I need to assign a time_group to each logged_time based on the following logic:
- For the earliest timestamp, the time_group should be the same as logged_time.
- For subsequent rows, compare the logged_time to the previous row’s time_group:
- If the difference between logged_time and time_group is within 3 minutes, use the previous row’s time_group.
- If the difference exceeds 3 minutes, set the time_group to the current logged_time.
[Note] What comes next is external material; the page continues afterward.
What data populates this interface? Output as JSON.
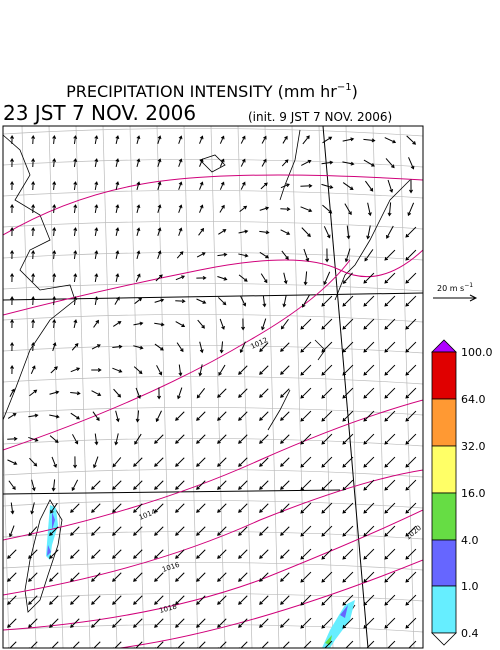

logged_time | time_group (expected) |
---|---|
2023-12-10 17:03:05 | 2023-12-10 17:03:05 |
2023-12-10 17:05:02 | 2023-12-10 17:03:05 |
2023-12-10 17:06:18 | 2023-12-10 17:06:18 |
2023-12-10 17:10:07 | 2023-12-10 17:10:07 |
2023-12-11 08:31:27 | 2023-12-11 08:31:27 |
I’ve been trying to implement this in BigQuery, but I can’t seem to achieve the desired output.
1
You can achieve the desired behavior in BigQuery by using window functions along with some logic in CASE and LAST_VALUE. Below is a step-by-step solution to correctly assign the time_group based on your specified rules.
WITH grouped_data AS (
SELECT
logged_time,
-- Calculate the time difference in seconds from the previous row
TIMESTAMP_DIFF(logged_time, LAG(logged_time) OVER (ORDER BY logged_time), SECOND) AS diff_seconds,
-- Determine if a new group should start
CASE
WHEN LAG(logged_time) OVER (ORDER BY logged_time) IS NULL OR
TIMESTAMP_DIFF(logged_time, LAG(logged_time) OVER (ORDER BY logged_time), SECOND) > 180
THEN logged_time
ELSE NULL
END AS new_group_marker
FROM your_table_name
),
final_grouping AS (
SELECT
logged_time,
-- Propagate the new group marker forward
LAST_VALUE(new_group_marker IGNORE NULLS) OVER (
ORDER BY logged_time ROWS BETWEEN UNBOUNDED PRECEDING AND CURRENT ROW
) AS time_group
FROM grouped_data
)
SELECT
logged_time,
time_group
FROM final_grouping
ORDER BY logged_time;
Time difference:
LAG(logged_time) retrieves the logged_time of the previous row.
TIMESTAMP_DIFF calculates the difference in seconds between the current row and the previous one.
New group marker:
A CASE statement is used to define when a new group should start:
For the first row (LAG(logged_time) IS NULL).
When the time difference exceeds 3 minutes (180 seconds).
Group propagation:
LAST_VALUE with IGNORE NULLS propagates the most recent non-NULL new_group_marker forward, assigning it as the time_group for all rows within the same group.
Sorting and displaying results:
Finally, select and order the logged_time and time_group columns.
I hope this helps!